DESCRIPTION (Applicant's Abstract): Although excessive proteolysis is a key element in the pathogenesis of emphysema, pathways of protease dysregulation in this disorder remain uncertain. New studies implicate lymphocyte-derived cytokines in emphysema. Interferon-y acts on macrophages as well as non-inflammatory cells such as smooth muscle cells to promote expression and secretion of the active cysteine protease cathepsin S, a potent elastase stable at neutral pH. Transgenic mice expressing either IL-13 or interferon-y on airway surfaces develop cysteine protease-dependent emphysematous changes. Further, a significant correlation was recently found between serum levels of cystatin C, the major cysteine protease inhibitor, and severe reductions in FEV1 (<20 percent predicted) in a cohort of 30 patients with early-onset emphysema compared to controls with normal FEV1 and comparable smoking history.

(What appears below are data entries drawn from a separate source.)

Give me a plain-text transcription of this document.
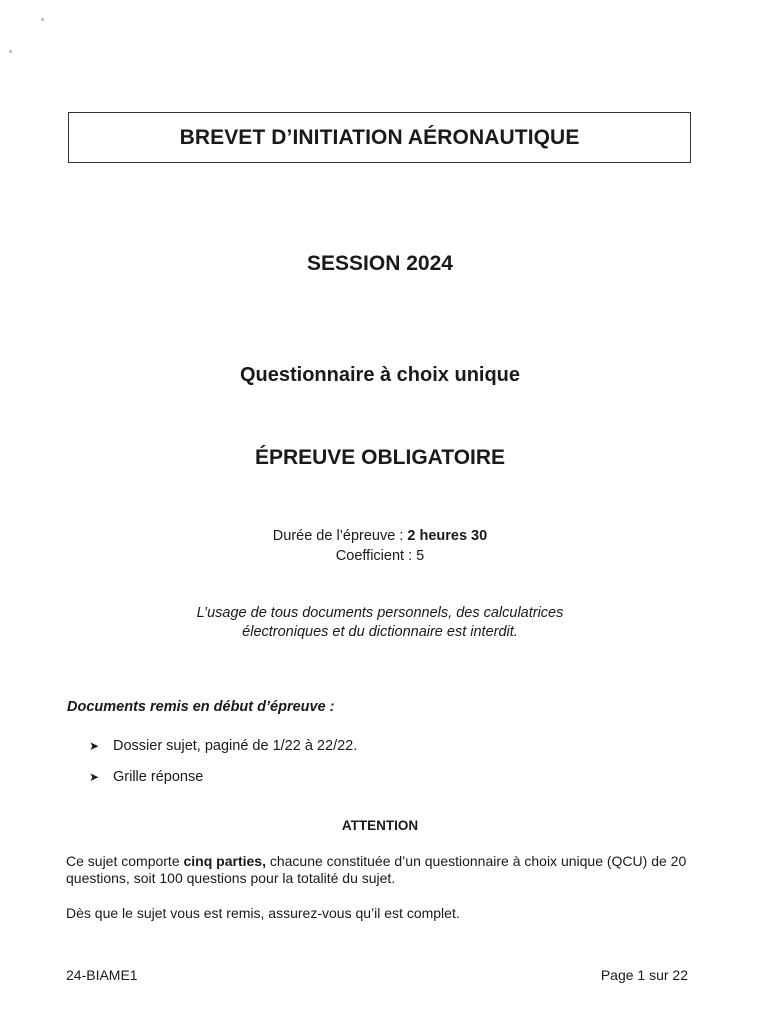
BREVET D’INITIATION AÉRONAUTIQUE
SESSION 2024
Questionnaire à choix unique
ÉPREUVE OBLIGATOIRE
Durée de l’épreuve : 2 heures 30
Coefficient : 5
L’usage de tous documents personnels, des calculatrices
électroniques et du dictionnaire est interdit.
Documents remis en début d’épreuve :
➤ Dossier sujet, paginé de 1/22 à 22/22.
➤ Grille réponse
ATTENTION
Ce sujet comporte cinq parties, chacune constituée d’un questionnaire à choix unique (QCU) de 20 questions, soit 100 questions pour la totalité du sujet.
Dès que le sujet vous est remis, assurez-vous qu’il est complet.
24-BIAME1	Page 1 sur 22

These studies invite the hypothesis that pro-inflammatory cytokines and possibly cigarette smoke stimulate mesenchymal lung cells and macrophages to secrete elastolytic cysteine proteases and downregulate their cystatin C release. This imbalance creates an accelerated process of collagen and elastin degradation important to the development of emphysema and COPD. The research plan is centered on the question of whether dysregulation of elastolytic cathepsins is important to the pathogenesis of emphysema. Parallel tracks of animal and human experiments are proposed: Mouse cathepsin S/L and cystatin C "knockouts" are used in Aims 1 and 2 to answer the question of whether excess elastolytic cathepsin activity exacerbates the development of interferon-y-induced emphysema and whether mesenchymal cells in the lung are a source of these enzymes. Aim 3 is designed to determine if low levels of cystatin C and/or polymorphic markers in or near the major genes regulating cystatin C (and elastolytic cathepsins) are associated with increased risk of COPD. Together, these studies should determine if some patients with early-onset COPD can be grouped, based on either phenotypic (cystatin C) or genetic markers, into a functional subset defined by a common pathogenic pathway involving dysregulation of elastolytic cathepsins.

描述（申请人的摘要）：尽管过度蛋白水解是关键 肺气肿发病机制中的因素，蛋白酶失调的途径 这种疾病仍然不确定。新研究表明淋巴细胞衍生 肺气肿中的细胞因子。干扰素-y 作用于巨噬细胞以及 非炎症细胞，如平滑肌细胞，促进表达和 分泌活性半胱氨酸蛋白酶组织蛋白酶 S，一种有效的弹性蛋白酶稳定剂 在中性pH值下。表达 IL-13 或干扰素-γ 的转基因小鼠 气道表面出现半胱氨酸蛋白酶依赖性肺气肿变化。 此外，最近发现血清水平之间存在显着相关性。 半胱氨酸蛋白酶抑制剂 C（主要的半胱氨酸蛋白酶抑制剂）和严重减少 30 名早发型患者的队列中的 FEV1（< 预测值的 20%） 与具有正常 FEV1 和类似吸烟史的对照组相比，出现肺气肿。 这些研究提出了这样的假设：促炎细胞因子和 香烟烟雾可能会刺激间充质肺细胞和巨噬细胞 分泌弹性半胱氨酸蛋白酶并下调其胱抑素 C 发布。这种不平衡导致胶原蛋白和弹性蛋白的加速过程 降解对于肺气肿和慢性阻塞性肺病的发展很重要。研究 该计划的核心问题是弹力松解调节是否失调 组织蛋白酶对于肺气肿的发病机制很重要。平行轨道 提出动物和人体实验：小鼠组织蛋白酶 S/L 和胱抑素 C 目标 1 和 2 中使用“淘汰”来回答是否过量的问题 弹性组织蛋白酶活性加剧了 干扰素 y 诱发的肺气肿以及肺中的间充质细胞是否是一种 这些酶的来源。目标 3 旨在确定低水平是否 半胱氨酸蛋白酶抑制剂 C 和/或多态性标记位于或靠近主要调节基因 胱抑素 C（和弹力组织蛋白酶）与以下风险增加相关： 慢性阻塞性肺病。总之，这些研究应该确定一些患者是否患有 早发性 COPD 可根据表型（胱抑素 C）或 遗传标记，转化为由常见致病性定义的功能子集 涉及弹性组织蛋白酶失调的途径。